Because I want a brief break to talk about anything other than Sam Moore for a few hours, here’s an issue that affects a lot of Georgia based companies that process credit cards. It deserves a bit more attention than it is getting. This is a guest post from Jason Oxman.
As Congress considers legislation following the recent large-scale data breaches, it’s important to consider the technological innovations that will best protect consumers and sort out any well-intended, yet unintended consequences of new regulations or legislation that may lead to the suppression of marketplace innovations best positioned to address the ever changing threat of cybercrime.
Headline-grabbing events inevitably lead to calls for additional government regulations. But our payments systems are built to detect and prevent fraud and to insulate consumers from any liability. Even where a retailer is breached, our payments systems are designed to protect consumers with zero liability and fraud prevention and detection tools.
Fraud accounts for less than six cents of every one hundred dollars spent on the payments systems – a fraction of a tenth of a percent.
The members of the Electronic Transactions Association (ETA) are the front lines of defense in the fight against financial crimes against consumers. ETA members detect and deter crime everyday through innovative marketplace solutions while also complying with regulations from 50 states and more than 20 federal agencies.
Georgia’s concerns on this matter go well beyond consumer data protection. Georgia is arguably America’s leading state when it comes to the development, manufacture and sale of payment technologies. Over 60 percent of payment card transactions travel over the networks of companies headquartered in Georgia. Companies like TSYS, Global Payments, Priority Payment Systems, First Data, Elavon, just to name a few, are worldwide industry leaders.
These Georgia-based financial technology companies employ over 25,000 Georgians and their annual revenues exceeds $20 billion, according to the Technology Association of Georgia. They are doing amazing work in the financial security space, and their solutions will be key in leading to more efficient, more secure payment systems.

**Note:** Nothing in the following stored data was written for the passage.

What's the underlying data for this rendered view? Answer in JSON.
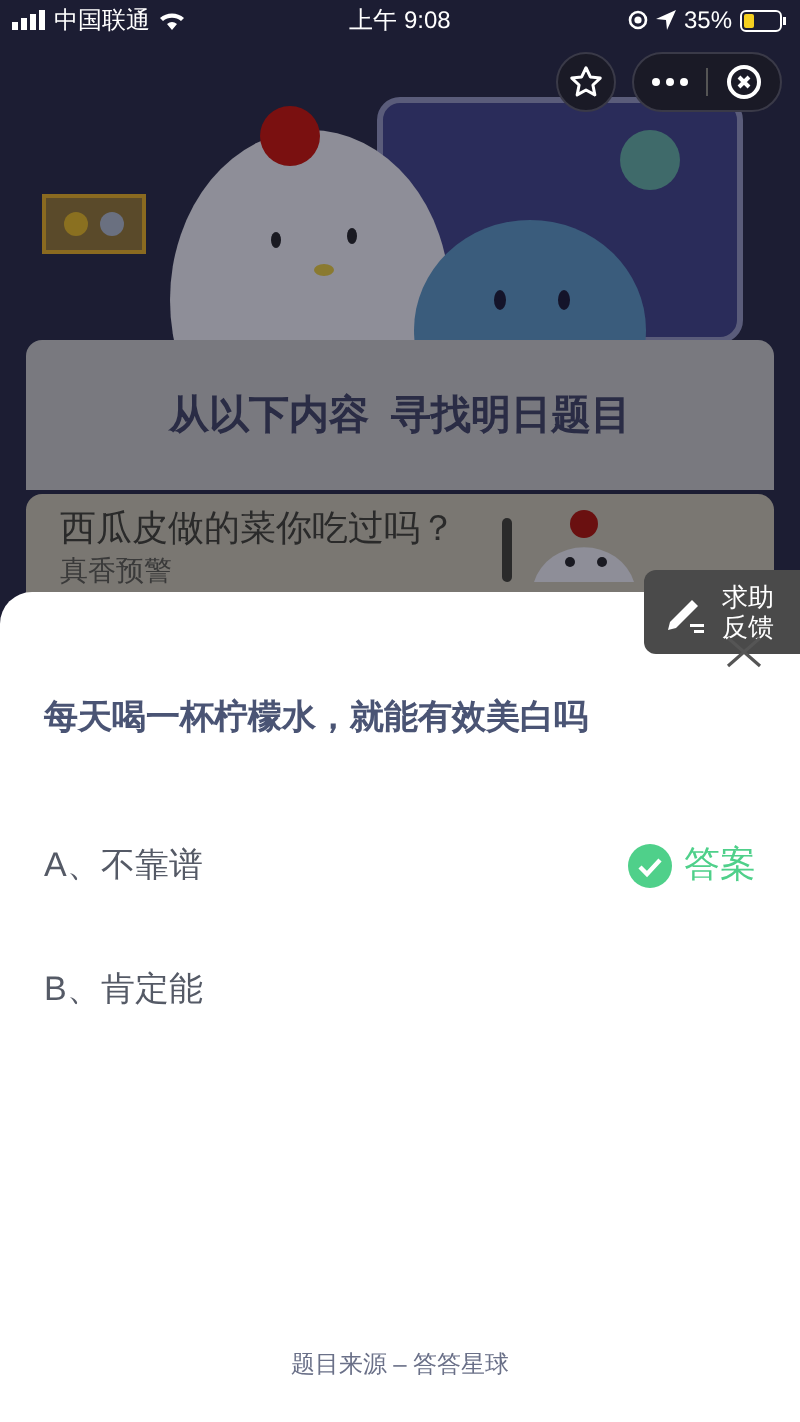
{
  "status_bar": {
    "carrier": "中国联通",
    "time": "上午 9:08",
    "battery": "35%"
  },
  "banner": {
    "title": "从以下内容  寻找明日题目"
  },
  "article": {
    "title": "西瓜皮做的菜你吃过吗？",
    "tag": "真香预警"
  },
  "feedback": {
    "label": "求助反馈"
  },
  "question": {
    "text": "每天喝一杯柠檬水，就能有效美白吗",
    "options": [
      {
        "label": "A、不靠谱",
        "correct": true
      },
      {
        "label": "B、肯定能",
        "correct": false
      }
    ],
    "answer_label": "答案"
  },
  "footer": "题目来源 – 答答星球"
}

Advanced technologies like chips embedded in credit and debit cards (so-called “EMV” cards) are already present in the U.S. market, and will be well established by 2015, which will help deter criminals from producing counterfeit cards.
New technologies like tokenization and other forms of encryption, as well as mobile payments and digital wallet cloud solutions, also hold great promise to deter and prevent fraudulent activities on our payments systems. All of these new innovations are being deployed today in the marketplace without government mandates that would pick technology winners and losers at the expense of innovation and competition in the market.

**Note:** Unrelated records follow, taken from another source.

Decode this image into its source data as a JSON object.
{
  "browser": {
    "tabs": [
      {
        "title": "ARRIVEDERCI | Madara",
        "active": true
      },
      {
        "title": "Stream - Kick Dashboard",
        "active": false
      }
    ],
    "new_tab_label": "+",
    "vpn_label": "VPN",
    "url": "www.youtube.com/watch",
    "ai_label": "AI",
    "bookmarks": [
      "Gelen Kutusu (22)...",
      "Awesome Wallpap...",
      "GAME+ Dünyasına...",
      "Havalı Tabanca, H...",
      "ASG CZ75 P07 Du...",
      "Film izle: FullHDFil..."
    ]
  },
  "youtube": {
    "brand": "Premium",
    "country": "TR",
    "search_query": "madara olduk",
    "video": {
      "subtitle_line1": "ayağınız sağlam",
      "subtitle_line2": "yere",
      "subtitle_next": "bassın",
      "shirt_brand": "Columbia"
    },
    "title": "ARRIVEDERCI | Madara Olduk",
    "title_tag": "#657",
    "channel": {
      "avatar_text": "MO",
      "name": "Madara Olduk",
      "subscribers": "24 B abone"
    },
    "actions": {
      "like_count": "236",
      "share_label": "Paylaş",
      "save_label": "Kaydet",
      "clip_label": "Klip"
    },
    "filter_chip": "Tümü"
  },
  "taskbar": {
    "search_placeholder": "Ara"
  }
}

The U.S. Congress has an important role to play in protecting consumers in the United States from the criminals who prey upon the financial system. One area ripe for reform: regulations regarding consumer notification of breach events.
Currently, there is a patchwork of 46 separate state data breach notification laws with which retailers and the payments industry must comply, making uniform notifications virtually impossible. A uniform national standard would protect consumers by providing reasonable and effective notification requirements. Consumers and businesses would have a common and consistent expectation of breach procedure, and company time and resources could be devoted to innovative security solutions to protect against new threats.

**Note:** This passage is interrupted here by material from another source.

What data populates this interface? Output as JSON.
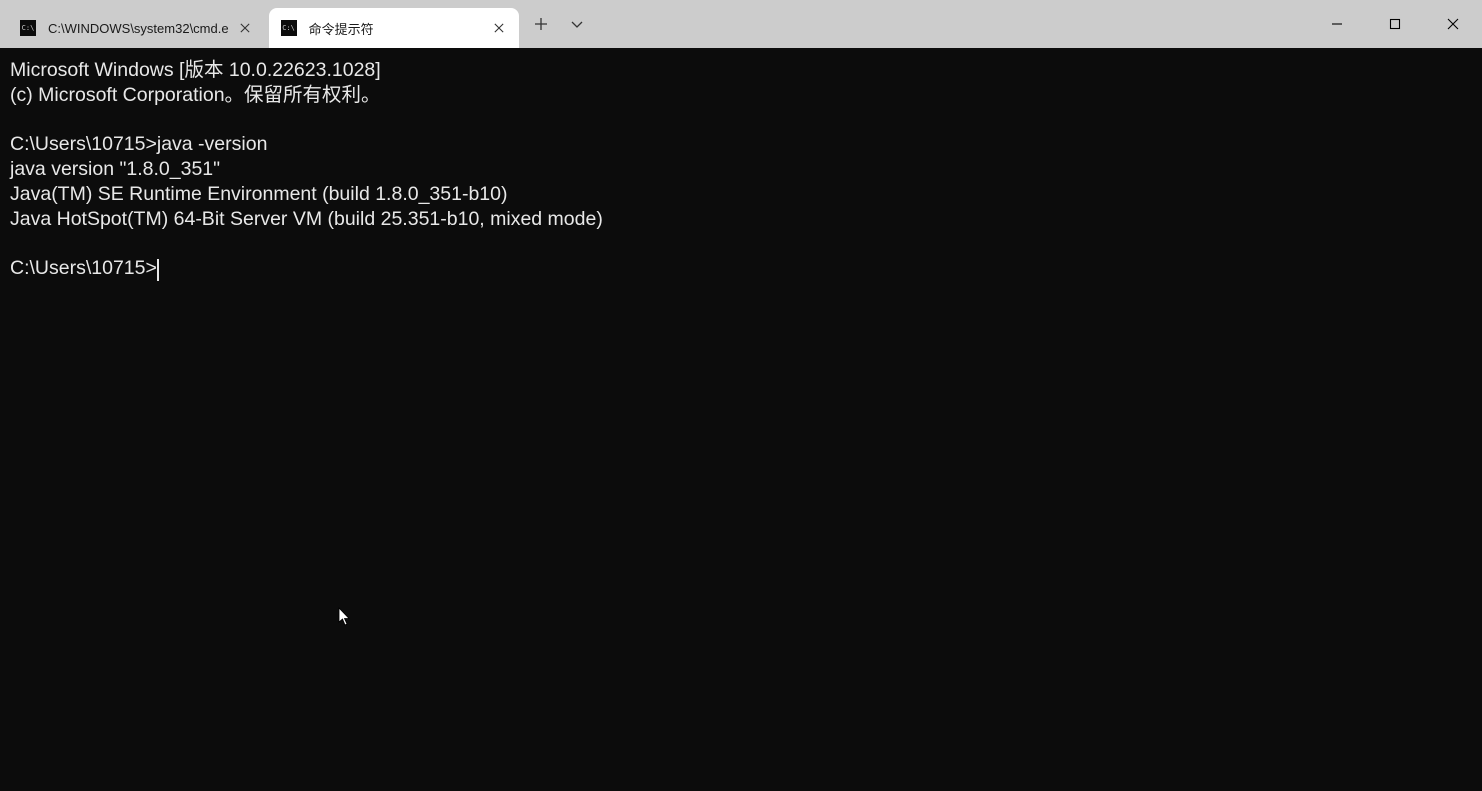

As Congress continues to hold committee hearings and sorts out various bills, payments companies will continue to compete for customers by providing consumer protections beyond requirements of current law. These protections and flexibility are why U.S. consumers are going cashless and carry more than one billion debit and credit cards in their wallets. More than 70% of retail purchases are made with electronic payments, and ETA member companies, many headquartered in Georgia, process more than four trillion dollars in electronic payments on behalf of U.S. merchants each year.
The best and fastest way to protect the safety and security of consumers’ financial data is to allow payments companies and the merchants they serve to collaborate on industry standards and innovative solutions, in addition to Congress passing a preemptive uniform notification system for reporting financial data security breaches.
Jason Oxman is the CEO of the Electronic Transactions Association, which represents more than 500 payments and technology companies.